Trace of momentum-space propagator

[RedX]

The integral:

$$\int \Pi_k d\phi_k e^{-\phi_i A_{ij} \phi_j}$$

is a Gaussian and is equal to:

$$(\pi)^{n/2}\sqrt{det(A^{-1})}= (\pi)^{n/2} e^{\frac{1}{2}Tr ln A^{-1}}$$

Now usually A is a diagonal matrix that represents the Lagrangian (so that the sum over i and j collapses to a sum just over i, and this sum is converted to an integral for continuum), and $$A^{-1}$$ would then be the propagator matrix.

The book I'm reading says that the trace of $$A^{-1}$$ is best evaluated in the momentum representation where it is diagonal. But how is $$A^{-1}$$ diagonal in this representation?
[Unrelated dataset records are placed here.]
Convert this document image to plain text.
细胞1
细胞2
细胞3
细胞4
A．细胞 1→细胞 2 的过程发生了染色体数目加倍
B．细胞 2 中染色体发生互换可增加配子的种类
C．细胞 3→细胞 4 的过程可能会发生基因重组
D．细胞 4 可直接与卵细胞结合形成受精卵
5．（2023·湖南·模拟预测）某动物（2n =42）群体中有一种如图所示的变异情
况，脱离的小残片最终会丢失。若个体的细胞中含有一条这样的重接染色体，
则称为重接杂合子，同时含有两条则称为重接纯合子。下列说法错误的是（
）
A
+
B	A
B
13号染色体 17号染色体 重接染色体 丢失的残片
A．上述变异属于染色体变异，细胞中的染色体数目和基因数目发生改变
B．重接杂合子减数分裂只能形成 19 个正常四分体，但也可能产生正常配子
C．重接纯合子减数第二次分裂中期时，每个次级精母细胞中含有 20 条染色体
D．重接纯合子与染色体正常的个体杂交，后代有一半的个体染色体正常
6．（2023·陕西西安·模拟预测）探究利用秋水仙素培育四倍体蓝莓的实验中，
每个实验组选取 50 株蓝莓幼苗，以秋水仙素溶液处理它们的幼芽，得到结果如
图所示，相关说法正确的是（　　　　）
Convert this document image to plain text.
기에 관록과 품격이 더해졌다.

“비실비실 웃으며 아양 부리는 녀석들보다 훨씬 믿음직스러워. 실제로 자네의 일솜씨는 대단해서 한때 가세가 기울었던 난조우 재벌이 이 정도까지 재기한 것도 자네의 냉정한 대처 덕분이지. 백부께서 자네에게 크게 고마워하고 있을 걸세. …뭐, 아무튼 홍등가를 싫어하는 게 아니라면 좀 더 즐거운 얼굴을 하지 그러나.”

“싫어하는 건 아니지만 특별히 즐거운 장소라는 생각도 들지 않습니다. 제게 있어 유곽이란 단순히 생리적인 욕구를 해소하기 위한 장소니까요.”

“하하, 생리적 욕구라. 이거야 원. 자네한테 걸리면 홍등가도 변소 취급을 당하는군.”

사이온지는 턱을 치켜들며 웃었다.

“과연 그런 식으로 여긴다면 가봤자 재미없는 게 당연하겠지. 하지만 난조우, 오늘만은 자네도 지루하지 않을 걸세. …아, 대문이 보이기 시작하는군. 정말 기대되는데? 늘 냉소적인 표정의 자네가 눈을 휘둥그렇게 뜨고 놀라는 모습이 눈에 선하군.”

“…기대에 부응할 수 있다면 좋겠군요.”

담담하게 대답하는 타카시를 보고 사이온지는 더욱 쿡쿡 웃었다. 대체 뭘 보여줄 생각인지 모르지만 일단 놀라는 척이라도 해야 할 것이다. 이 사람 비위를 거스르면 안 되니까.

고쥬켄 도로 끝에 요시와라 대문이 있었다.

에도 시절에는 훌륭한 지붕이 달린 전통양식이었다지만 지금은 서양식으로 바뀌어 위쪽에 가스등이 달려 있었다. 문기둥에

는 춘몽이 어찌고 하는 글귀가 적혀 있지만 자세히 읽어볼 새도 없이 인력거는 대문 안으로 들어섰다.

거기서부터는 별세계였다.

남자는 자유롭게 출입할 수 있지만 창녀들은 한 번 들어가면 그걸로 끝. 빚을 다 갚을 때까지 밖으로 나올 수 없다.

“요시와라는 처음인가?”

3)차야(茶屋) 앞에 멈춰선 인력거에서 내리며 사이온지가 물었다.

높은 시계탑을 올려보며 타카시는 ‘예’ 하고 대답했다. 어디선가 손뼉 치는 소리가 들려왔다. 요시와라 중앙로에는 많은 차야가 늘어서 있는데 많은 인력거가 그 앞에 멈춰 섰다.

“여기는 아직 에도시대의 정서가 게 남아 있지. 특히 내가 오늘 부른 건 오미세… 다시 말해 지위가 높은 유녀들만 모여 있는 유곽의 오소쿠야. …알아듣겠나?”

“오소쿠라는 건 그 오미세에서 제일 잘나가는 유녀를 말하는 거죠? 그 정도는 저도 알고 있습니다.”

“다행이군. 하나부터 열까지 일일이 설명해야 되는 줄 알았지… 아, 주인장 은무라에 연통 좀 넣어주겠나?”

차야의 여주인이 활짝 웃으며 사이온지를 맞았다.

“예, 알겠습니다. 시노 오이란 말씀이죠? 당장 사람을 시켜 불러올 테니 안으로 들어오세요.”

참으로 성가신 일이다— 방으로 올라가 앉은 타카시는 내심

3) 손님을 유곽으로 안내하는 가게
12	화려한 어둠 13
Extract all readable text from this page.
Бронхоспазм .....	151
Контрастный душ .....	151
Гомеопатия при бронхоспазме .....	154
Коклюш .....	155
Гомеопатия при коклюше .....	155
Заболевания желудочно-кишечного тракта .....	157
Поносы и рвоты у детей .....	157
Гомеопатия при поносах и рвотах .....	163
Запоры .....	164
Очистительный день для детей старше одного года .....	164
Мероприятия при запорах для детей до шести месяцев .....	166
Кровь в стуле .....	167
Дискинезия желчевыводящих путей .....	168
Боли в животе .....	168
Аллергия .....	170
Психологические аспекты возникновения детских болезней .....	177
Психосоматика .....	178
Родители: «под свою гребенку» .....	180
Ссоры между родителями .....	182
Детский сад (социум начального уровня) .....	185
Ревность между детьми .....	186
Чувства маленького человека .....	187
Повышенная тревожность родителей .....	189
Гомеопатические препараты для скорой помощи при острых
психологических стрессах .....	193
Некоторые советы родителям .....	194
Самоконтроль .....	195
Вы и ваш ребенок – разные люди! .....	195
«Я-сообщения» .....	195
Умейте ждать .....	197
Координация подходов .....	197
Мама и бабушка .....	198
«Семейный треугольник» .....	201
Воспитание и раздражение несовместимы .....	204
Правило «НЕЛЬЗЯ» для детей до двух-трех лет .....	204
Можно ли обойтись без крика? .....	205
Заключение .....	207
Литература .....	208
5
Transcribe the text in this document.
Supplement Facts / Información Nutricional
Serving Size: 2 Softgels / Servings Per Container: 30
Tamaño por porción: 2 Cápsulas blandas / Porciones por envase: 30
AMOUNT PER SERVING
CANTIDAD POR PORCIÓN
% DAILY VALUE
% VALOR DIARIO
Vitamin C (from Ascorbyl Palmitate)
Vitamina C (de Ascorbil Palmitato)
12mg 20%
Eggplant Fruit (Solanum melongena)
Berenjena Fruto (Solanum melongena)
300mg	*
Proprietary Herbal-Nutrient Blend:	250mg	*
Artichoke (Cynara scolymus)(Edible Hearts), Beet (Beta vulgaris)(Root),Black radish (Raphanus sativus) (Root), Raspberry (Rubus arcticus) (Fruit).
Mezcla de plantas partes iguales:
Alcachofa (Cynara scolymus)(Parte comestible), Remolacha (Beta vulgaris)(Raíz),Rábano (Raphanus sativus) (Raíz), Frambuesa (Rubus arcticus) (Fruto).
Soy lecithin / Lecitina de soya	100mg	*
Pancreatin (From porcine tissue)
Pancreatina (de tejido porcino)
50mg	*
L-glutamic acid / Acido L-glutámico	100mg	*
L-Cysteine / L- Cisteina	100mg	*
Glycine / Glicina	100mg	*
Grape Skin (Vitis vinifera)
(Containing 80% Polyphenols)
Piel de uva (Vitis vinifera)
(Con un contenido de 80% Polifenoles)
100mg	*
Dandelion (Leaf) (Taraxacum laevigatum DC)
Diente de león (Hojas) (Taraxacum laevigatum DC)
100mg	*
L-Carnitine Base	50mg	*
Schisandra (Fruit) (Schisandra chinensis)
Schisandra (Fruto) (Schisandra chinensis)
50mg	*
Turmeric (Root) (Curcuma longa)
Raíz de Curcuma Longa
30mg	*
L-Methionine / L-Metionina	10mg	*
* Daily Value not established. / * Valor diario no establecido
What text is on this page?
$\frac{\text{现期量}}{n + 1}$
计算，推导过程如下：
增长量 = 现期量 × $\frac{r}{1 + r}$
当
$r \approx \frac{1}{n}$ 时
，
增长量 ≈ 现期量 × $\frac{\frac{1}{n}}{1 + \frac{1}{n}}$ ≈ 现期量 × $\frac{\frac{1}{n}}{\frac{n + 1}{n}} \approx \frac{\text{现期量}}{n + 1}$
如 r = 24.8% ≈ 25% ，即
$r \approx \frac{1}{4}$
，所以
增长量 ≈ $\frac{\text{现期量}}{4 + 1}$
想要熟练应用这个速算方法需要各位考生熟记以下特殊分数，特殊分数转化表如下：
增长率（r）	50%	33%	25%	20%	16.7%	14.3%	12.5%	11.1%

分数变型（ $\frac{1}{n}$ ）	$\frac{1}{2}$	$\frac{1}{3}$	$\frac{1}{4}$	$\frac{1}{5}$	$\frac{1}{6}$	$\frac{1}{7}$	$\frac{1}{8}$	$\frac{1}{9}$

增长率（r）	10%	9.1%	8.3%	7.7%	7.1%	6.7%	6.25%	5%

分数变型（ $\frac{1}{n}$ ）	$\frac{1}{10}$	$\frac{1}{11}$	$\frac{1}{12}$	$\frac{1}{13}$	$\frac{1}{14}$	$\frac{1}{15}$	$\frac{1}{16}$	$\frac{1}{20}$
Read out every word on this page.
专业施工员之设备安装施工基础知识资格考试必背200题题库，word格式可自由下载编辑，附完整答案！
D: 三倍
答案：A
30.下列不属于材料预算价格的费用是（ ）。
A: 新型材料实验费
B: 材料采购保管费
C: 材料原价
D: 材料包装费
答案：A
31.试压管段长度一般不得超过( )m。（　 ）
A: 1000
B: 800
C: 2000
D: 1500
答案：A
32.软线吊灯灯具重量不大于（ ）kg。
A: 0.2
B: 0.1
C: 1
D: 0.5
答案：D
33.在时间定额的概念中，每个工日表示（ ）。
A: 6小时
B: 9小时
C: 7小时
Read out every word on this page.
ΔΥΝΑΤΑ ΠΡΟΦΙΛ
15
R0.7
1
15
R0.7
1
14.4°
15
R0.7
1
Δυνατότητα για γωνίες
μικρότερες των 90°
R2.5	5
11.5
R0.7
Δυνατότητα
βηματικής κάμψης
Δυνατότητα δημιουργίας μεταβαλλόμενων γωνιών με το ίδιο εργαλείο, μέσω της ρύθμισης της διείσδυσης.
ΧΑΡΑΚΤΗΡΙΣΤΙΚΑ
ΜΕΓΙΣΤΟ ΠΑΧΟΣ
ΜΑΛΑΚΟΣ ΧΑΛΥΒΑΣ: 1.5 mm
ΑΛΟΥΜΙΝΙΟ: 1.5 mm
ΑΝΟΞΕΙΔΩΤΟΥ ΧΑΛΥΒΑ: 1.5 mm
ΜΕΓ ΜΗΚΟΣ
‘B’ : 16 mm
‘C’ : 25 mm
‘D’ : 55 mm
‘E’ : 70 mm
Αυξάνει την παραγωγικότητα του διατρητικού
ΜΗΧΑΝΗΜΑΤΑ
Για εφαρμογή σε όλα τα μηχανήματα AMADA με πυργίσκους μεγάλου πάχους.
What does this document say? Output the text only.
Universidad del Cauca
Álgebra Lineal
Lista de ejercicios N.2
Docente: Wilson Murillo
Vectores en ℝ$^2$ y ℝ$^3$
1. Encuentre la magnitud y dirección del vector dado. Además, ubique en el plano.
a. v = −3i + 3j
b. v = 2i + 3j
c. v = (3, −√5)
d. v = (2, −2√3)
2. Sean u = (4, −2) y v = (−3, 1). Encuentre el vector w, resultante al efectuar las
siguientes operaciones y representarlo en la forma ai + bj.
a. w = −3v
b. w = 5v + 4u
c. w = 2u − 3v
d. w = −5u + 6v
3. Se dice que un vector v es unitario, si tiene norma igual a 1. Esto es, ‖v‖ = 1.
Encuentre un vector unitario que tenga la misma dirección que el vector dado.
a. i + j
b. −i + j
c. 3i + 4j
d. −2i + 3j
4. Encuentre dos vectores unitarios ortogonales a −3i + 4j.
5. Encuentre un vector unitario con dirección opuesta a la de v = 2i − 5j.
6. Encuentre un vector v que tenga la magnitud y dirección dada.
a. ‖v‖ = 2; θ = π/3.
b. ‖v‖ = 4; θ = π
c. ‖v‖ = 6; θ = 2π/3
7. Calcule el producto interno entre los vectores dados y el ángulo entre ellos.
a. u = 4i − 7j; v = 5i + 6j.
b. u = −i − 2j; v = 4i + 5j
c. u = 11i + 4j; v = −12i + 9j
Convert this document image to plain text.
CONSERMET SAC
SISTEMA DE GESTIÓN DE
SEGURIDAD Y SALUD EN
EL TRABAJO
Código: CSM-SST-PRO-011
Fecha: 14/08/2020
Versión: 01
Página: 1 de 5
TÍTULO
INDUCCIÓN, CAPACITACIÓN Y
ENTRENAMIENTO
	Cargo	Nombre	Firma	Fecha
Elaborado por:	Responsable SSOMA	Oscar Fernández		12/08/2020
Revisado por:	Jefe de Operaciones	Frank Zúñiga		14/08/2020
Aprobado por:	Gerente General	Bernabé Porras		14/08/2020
For example if you take this expression:

$$e^{\int \int dx dy j(x) A^{-1}(x,y) j(y)}$$

but change to momentum space then you get something like:

$$e^{\int dk j(-k) A^{-1}(k) j(k)}=e^{\int \int dk dq j(q) A^{-1}(k) \delta(k+q) j(k)}$$

Doesn't this suggest that $$A^{-1}$$ is not diagonal in momentum space? If it were diagonal, then there would be a $$\delta(k-q)$$ and not $$\delta(k+q)$$ on the RHS.

 

[kof9595995]

I'm pretty sure TrA (or Tr(lnA)) is not the same as $$\int \int dx dy j(x) A^{-1}(x,y) j(y)$$ because this expression depend on j(x) you choose.
I think your book means usually A's eigenvectors are monochromatic waves, for example if A is the Klein-Gordon operator, then A's eigenvectors are expi(kx-wt) with eigenvalues
$${\omega ^2} = {k^2} + {m^2}$$, then the trace is just the sum of all eigenvalues:
$$\begin{array}{l} TrA = \int {dk(} {k^2} + {m^2}) \\ Tr\ln {A^{ - 1}} = \int {dk} \ln \frac{1}{{{k^2} + {m^2}}} \\ \end{array}$$

 

[RedX]

A Fourier transform F is a type of linear transform, so if F diagonalizes a matrix A, then for any two vectors x and y:

$$x^TAy= x^T(F^{T}DF)y=(Fx)^TD(Fy)$$
for a diagonal matrix D.

So if you allow j(x) and j(y) to be your vectors x and y except in continuum, then for the Fourier transforms F[j(x)]=j(k), I think the continuum analog should be:


$$e^{\int \int dx dy j(x) A^{-1}(x,y) j(y)}=e^{\int \int dk dq j(q) D(k,q) j(k)}$$

But D(k,q) is not diagonal since it has a delta(k+q) and not a delta(k-q).

I would like to make the claim that maybe j(k)=j(-k) if you require j(x) to be real, but that's not necessarily true.

 

[RedX]

Actually, $$j^{\dagger}(k)=j(-k)$$ is the most general condition, so maybe it ought to be:

$$e^{\int \int dx dy j(x) A^{-1}(x,y) j(y)}=e^{\int \int dk dq j^{\dagger}(q) D(k,q) j(k)}= e^{\int \int dk dq j^{\dagger}(q) D(k)\delta(k+q) j(k)} =e^{\int dk j^{\dagger}(-k) D(k) j(k)}=e^{\int dk j(k) D(k) j(k)} =e^{\int \int dq dk j(q) D(k)\delta(k-q) j(k)}$$

since the Fourier transform that diagonalizes $$A^{-1}$$ should be unitary and not orthogonal, and hence the dagger on j is required.

 

[kof9595995]

I‘m not saying your math is wrong, but it''s just not Tr A, because Tr A should be a fixed value independent of j(x). And by "momentum representation" my understanding is to express A in terms of monochromatic plane waves, which are the eigen solutions of A, not simply change the integration measure to ,momentum space.